Elingo's Karl Reed believes the Consumer Protection Act will present opportunities for businesses that value their customers, while creating significant challenges for more cynical operators.
Now that the act is in effect, companies must have a strong grip on their customer interactions, information flow and document management. When disputes arise with customers, it is up to the company to provide full records of the interaction, whether that be in the form of a contact centre call recordings, email interactions or a contract signed in-store.
Yes, the act has many legal and technical implications, but at the heart of the legislation is a drive to formalise customer service best practices. If a company is looking to achieve sustainable growth in a very competitive economy, achieving best practice standards will be central to establishing and maintaining a competitive advantage. The act should thus be welcomed by all companies’ intent on doing good, positive business.
Of course the reality is that not all companies are positively inclined. Many operators seek to make a profit through the ruthless aggregation of databases, purchased by any number of means. It is these companies who continue to cold call irate targets at any time of day, despite the fact that the CPA specifically outlaws this.

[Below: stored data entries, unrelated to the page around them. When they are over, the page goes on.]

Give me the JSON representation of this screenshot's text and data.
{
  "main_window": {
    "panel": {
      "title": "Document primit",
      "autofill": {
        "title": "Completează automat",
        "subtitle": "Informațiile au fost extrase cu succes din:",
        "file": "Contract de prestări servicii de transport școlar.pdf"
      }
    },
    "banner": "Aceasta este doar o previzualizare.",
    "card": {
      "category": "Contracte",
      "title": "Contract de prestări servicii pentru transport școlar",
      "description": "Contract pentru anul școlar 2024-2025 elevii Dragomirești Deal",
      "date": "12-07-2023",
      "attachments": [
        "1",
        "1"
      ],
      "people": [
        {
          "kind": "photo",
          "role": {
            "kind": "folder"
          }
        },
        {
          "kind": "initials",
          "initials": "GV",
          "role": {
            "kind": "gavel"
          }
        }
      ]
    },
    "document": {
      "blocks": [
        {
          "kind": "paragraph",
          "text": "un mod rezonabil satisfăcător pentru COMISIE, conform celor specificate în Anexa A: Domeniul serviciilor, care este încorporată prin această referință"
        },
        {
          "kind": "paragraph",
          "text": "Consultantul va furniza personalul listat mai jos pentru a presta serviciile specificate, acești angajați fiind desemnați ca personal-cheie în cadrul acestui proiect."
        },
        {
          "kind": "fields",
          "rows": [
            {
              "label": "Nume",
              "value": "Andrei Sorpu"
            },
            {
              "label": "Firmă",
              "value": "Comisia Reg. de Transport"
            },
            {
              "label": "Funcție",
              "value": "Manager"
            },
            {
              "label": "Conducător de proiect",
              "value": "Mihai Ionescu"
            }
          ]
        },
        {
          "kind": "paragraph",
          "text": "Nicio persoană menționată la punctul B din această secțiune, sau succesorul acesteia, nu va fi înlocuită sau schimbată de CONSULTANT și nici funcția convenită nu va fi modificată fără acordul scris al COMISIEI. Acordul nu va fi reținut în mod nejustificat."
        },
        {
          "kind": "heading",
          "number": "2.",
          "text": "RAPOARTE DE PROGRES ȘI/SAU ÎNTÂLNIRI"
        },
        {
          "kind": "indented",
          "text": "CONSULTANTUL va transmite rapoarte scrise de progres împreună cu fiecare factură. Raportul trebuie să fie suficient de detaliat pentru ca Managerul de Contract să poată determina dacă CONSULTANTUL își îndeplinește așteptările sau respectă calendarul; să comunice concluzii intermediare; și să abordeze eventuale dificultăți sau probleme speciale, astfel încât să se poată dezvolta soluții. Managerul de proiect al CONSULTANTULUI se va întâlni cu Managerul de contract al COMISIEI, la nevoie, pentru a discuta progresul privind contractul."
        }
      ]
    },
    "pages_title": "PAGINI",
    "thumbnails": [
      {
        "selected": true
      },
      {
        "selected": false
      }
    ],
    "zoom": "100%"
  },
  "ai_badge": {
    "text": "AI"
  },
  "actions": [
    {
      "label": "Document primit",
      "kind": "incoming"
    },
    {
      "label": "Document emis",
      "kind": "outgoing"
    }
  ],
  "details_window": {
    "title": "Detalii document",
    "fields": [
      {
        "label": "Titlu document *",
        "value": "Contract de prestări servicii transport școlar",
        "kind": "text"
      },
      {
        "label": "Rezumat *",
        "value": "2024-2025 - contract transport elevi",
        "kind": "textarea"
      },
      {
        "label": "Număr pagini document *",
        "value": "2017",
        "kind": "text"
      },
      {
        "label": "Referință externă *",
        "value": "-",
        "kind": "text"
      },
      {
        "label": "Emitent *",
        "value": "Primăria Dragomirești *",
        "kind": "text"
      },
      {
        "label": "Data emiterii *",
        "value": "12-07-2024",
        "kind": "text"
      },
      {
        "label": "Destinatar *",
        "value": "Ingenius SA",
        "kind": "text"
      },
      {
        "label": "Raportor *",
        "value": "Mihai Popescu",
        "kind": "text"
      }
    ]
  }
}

The CPA sets out punitive measures to deal with such transgressions, but the key, as always, lies in effective enforcement. Do not call lists are in the process of being established in the country, and one hopes these will be the first step towards a national governing body able to put in place consumer friendly mechanisms through which action can be taken when dealing with unsolicited approaches.
We need a structure that allows consumers to pro-actively manage their contact profile and grant selective authority for all communication channels, from email to phone to fax. Ultimately, however, political will and a lot of funding will be required to ensure CPA enforcement is at a level where reporting law breakers is a viable alternative to simply hanging up on them.
For the rest of the business sector, the act will hopefully engender positive changes that contribute to business vibrancy and sustainability. For the full potential of the act to come to completion, industry, suppliers, resellers and consumer organisations need to embrace it fully. The countless details and interpretations around specific cases and clauses must be questioned and explored thoroughly by all role players, in as much detail as possible.
The CPA pushes companies to embrace quality of communication over an aggressive and often cynical number crunching approach, and is thus likely to force some very necessary segmentation and fine tuning of communication across the economy. As a result, companies are likely to focus far more on ensuring that high quality information is delivered to each target segment. Those who get this right will have gained a real business asset in a market characterised by far too much scatter-gun brand communication.
While the medium term horizon is positive, the reality is that not much is likely to change on a day-to-day level until the first legal challenges from consumers and / or consumer groups emerge. Only once punitive action is more commonly experienced by your average business will corporate commitment to the CPA gain real momentum.
On a strictly technical level, the challenges are numerous and intertwined. All information (voice calls, emails, SMSes, tweets and chats etc.) must be properly stored and, more importantly, must be made accessible by the company concerned when required. Call recording, for example, can't be dealt with in isolation. Call records have to be linked to secure financial records, which in turn must be linked to relevant email communications.
The technical watch word is singularity. Single engine, software-based systems are able to cover all the requirements. Why? Because these systems are completely integrated, from the word go. Proprietary, hardware-based systems, conversely, will require supporting integration processes for each new reporting or information management requirement. The big danger here is extraordinary development bills, on a recurring basis.
Thus far, responses to the CPA have varied significantly across the economy. Some contact centres are already ahead of the game - they understand why they have to do what they're planning to do, and how they are going to do it. They already, in other words, treat the customer as king. Many others, however, still view the customer as a cash cow. The challenges and opportunities presented by the act will vary dramatically for each group.